El cambio comenzará en 2027 y se aplicará gradualmente hasta llegar a las 40 horas semanales en 2030
México.– La reducción de la jornada laboral de 48 a 40 horas semanales ya es una realidad en México, aunque su implementación no será inmediata. El gobierno encabezado por la presidenta Claudia Sheinbaum confirmó que el cambio se aplicará de forma gradual durante los próximos años para permitir la adaptación de empresas y centros de trabajo.
La medida representa una de las reformas laborales más importantes de las últimas décadas y beneficiará a millones de trabajadores en todo el país.
¿Cuándo comenzarán las 40 horas?
Aunque la reforma ya fue aprobada, la reducción iniciará oficialmente el 1 de enero de 2027.
A partir de esa fecha comenzará un proceso escalonado que reducirá dos horas por año hasta alcanzar la meta final en 2030.
El calendario proyectado es el siguiente:
- 2026: 48 horas semanales.
- 2027: 46 horas semanales.
- 2028: 44 horas semanales.
- 2029: 42 horas semanales.
- 2030: 40 horas semanales.
Empresas tendrán tiempo para adaptarse
El gobierno federal explicó que la aplicación gradual busca evitar afectaciones económicas y operativas en los distintos sectores productivos.
La intención es que las empresas puedan reorganizar horarios, procesos y plantillas laborales sin afectar la productividad.
Además, desde el 1 de mayo de 2026 comenzaron a correr los plazos para que los centros de trabajo preparen sus operaciones de cara a la primera reducción que entrará en vigor en enero de 2027.
¿Habrá dos días obligatorios de descanso?
Uno de los temas que más debate generó durante la discusión de la reforma fue la posibilidad de establecer dos días obligatorios de descanso para todos los trabajadores.
Sin embargo, las autoridades señalaron que debido a la diversidad de actividades económicas existentes en México, no se estableció que esos descansos deban ser necesariamente sábado y domingo.
Las condiciones específicas podrán variar dependiendo del sector y de los acuerdos laborales existentes.
Argumentos a favor
Quienes respaldan la reforma consideran que permitirá:
- Mejorar la calidad de vida de los trabajadores.
- Reducir el estrés laboral y el agotamiento.
- Incrementar la productividad.
- Fortalecer la convivencia familiar.
- Mejorar el equilibrio entre trabajo y vida personal.

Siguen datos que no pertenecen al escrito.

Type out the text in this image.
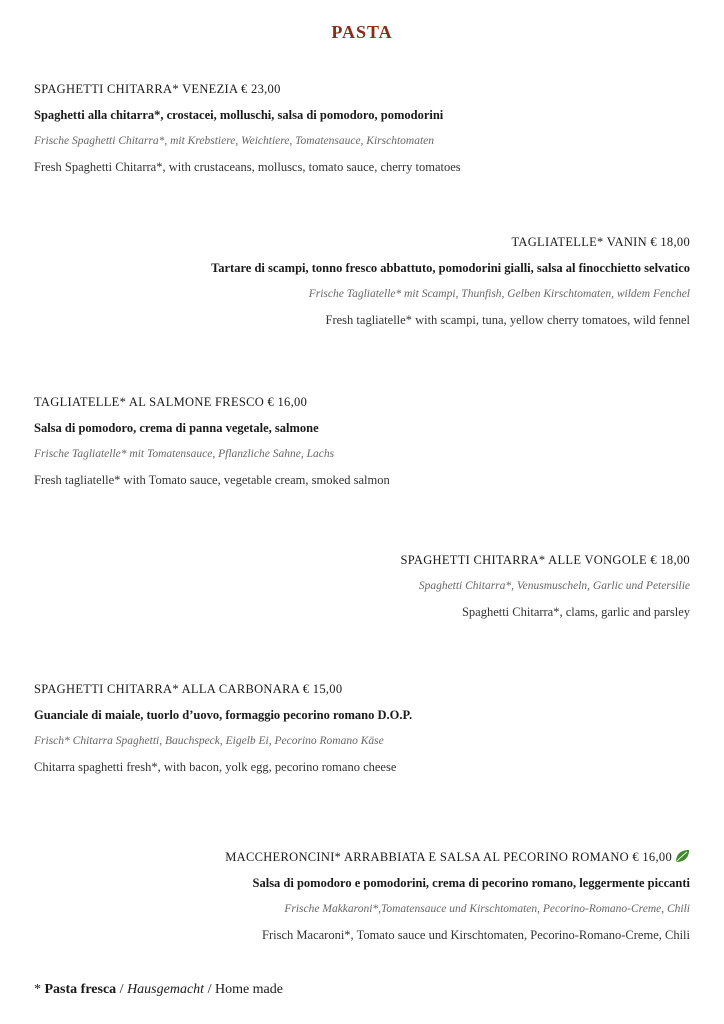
PASTA
SPAGHETTI CHITARRA* VENEZIA € 23,00
Spaghetti alla chitarra*, crostacei, molluschi, salsa di pomodoro, pomodorini
Frische Spaghetti Chitarra*, mit Krebstiere, Weichtiere, Tomatensauce, Kirschtomaten
Fresh Spaghetti Chitarra*, with crustaceans, molluscs, tomato sauce, cherry tomatoes
TAGLIATELLE* VANIN € 18,00
Tartare di scampi, tonno fresco abbattuto, pomodorini gialli, salsa al finocchietto selvatico
Frische Tagliatelle* mit Scampi, Thunfish, Gelben Kirschtomaten, wildem Fenchel
Fresh tagliatelle* with scampi, tuna, yellow cherry tomatoes, wild fennel
TAGLIATELLE* AL SALMONE FRESCO € 16,00
Salsa di pomodoro, crema di panna vegetale, salmone
Frische Tagliatelle* mit Tomatensauce, Pflanzliche Sahne, Lachs
Fresh tagliatelle* with Tomato sauce, vegetable cream, smoked salmon
SPAGHETTI CHITARRA* ALLE VONGOLE € 18,00
Spaghetti Chitarra*, Venusmuscheln, Garlic und Petersilie
Spaghetti Chitarra*, clams, garlic and parsley
SPAGHETTI CHITARRA* ALLA CARBONARA € 15,00
Guanciale di maiale, tuorlo d’uovo, formaggio pecorino romano D.O.P.
Frisch* Chitarra Spaghetti, Bauchspeck, Eigelb Ei, Pecorino Romano Käse
Chitarra spaghetti fresh*, with bacon, yolk egg, pecorino romano cheese
MACCHERONCINI* ARRABBIATA E SALSA AL PECORINO ROMANO € 16,00
Salsa di pomodoro e pomodorini, crema di pecorino romano, leggermente piccanti
Frische Makkaroni*,Tomatensauce und Kirschtomaten, Pecorino-Romano-Creme, Chili
Frisch Macaroni*, Tomato sauce und Kirschtomaten, Pecorino-Romano-Creme, Chili
* Pasta fresca / Hausgemacht / Home made
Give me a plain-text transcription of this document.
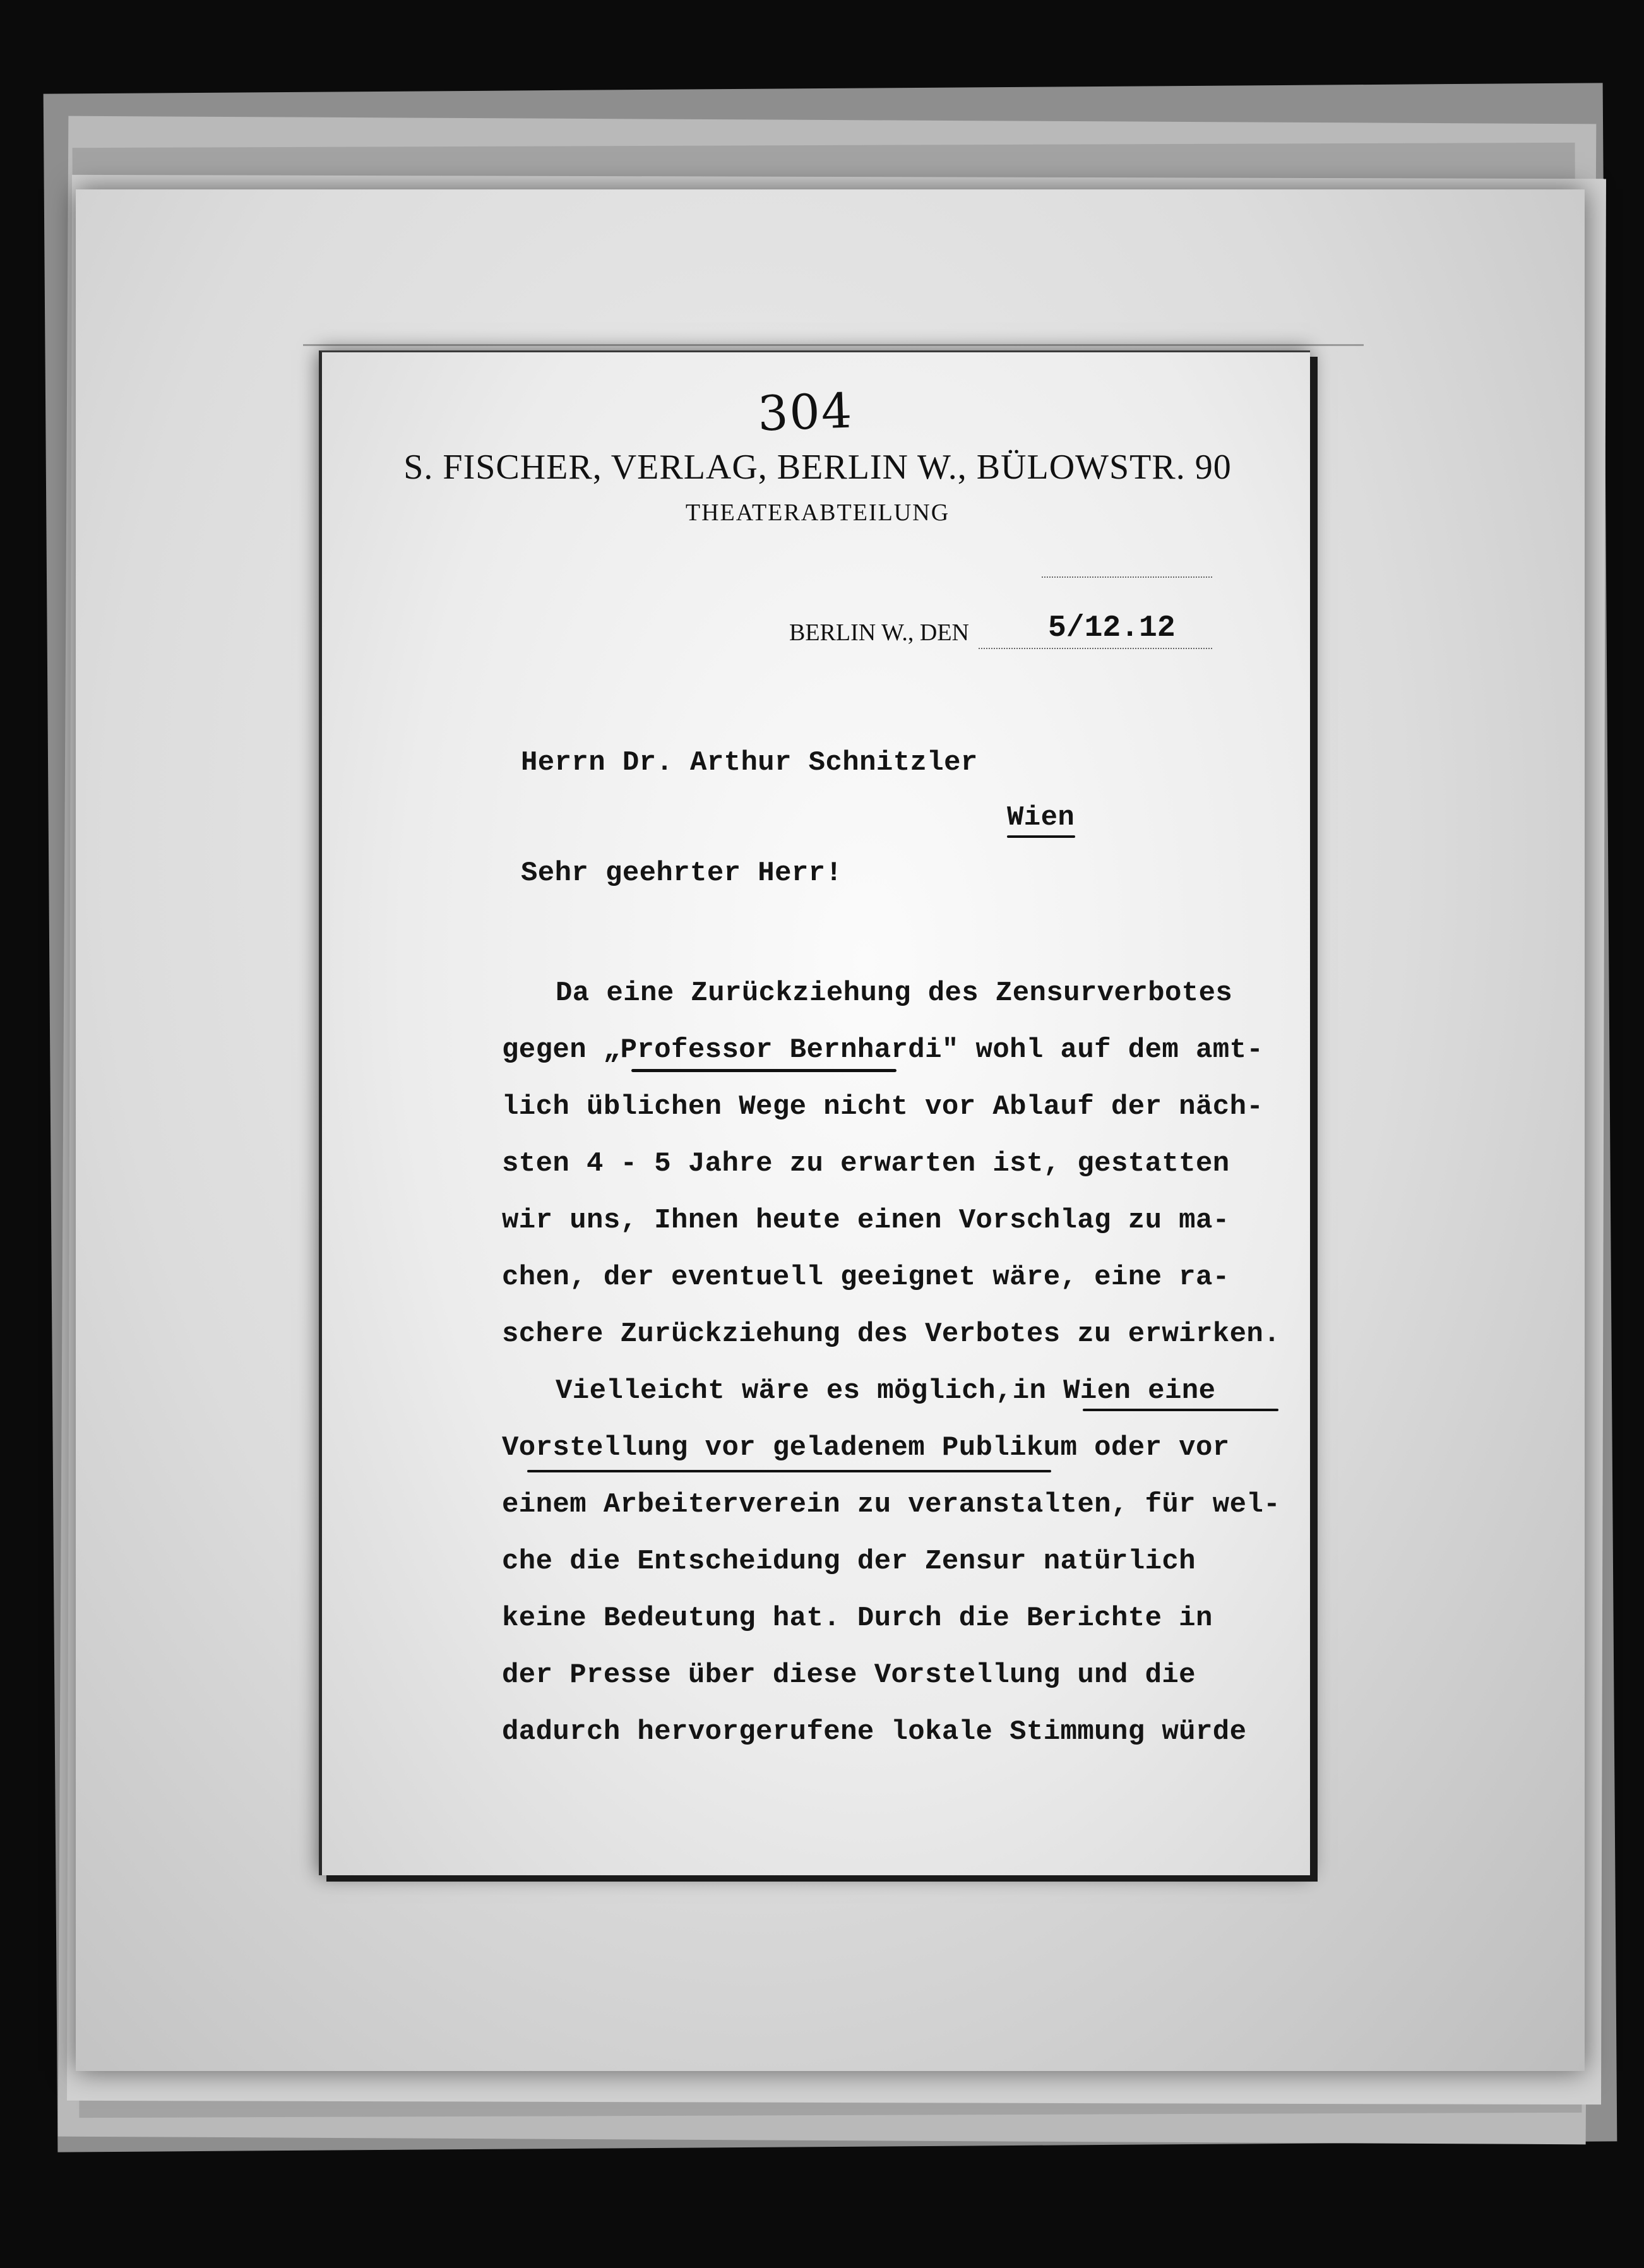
304
S. FISCHER, VERLAG, BERLIN W., BÜLOWSTR. 90
THEATERABTEILUNG
BERLIN W., DEN	5/12.12
Herrn Dr. Arthur Schnitzler
Wien
Sehr geehrter Herr!
Da eine Zurückziehung des Zensurverbotes
gegen „Professor Bernhardi" wohl auf dem amt-
lich üblichen Wege nicht vor Ablauf der näch-
sten 4 - 5 Jahre zu erwarten ist, gestatten
wir uns, Ihnen heute einen Vorschlag zu ma-
chen, der eventuell geeignet wäre, eine ra-
schere Zurückziehung des Verbotes zu erwirken.
Vielleicht wäre es möglich,in Wien eine
Vorstellung vor geladenem Publikum oder vor
einem Arbeiterverein zu veranstalten, für wel-
che die Entscheidung der Zensur natürlich
keine Bedeutung hat. Durch die Berichte in
der Presse über diese Vorstellung und die
dadurch hervorgerufene lokale Stimmung würde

Diversos especialistas también consideran que una jornada más corta puede traducirse en empleados más eficientes y motivados.
Preocupa a algunos empresarios
Por otro lado, organizaciones empresariales han manifestado inquietudes sobre los posibles efectos económicos de la medida.
Algunos sectores consideran que la reducción podría incrementar costos laborales, especialmente en industrias que operan de forma continua.
Entre los sectores que han mostrado preocupación se encuentran:
- Comercio.
- Transporte.
- Industria extractiva.
- Manufactura.
¿Qué podría ocurrir hacia 2030?
Estudios de firmas especializadas estiman que, si las empresas logran modernizar procesos y mejorar su eficiencia, la reforma podría generar beneficios importantes para la economía mexicana.
Entre los escenarios proyectados se encuentran incrementos en salarios reales, disminución del desempleo y mejoras en las condiciones laborales de millones de trabajadores.
Por ahora, México se prepara para iniciar una transición histórica que transformará la forma de trabajar durante los próximos años.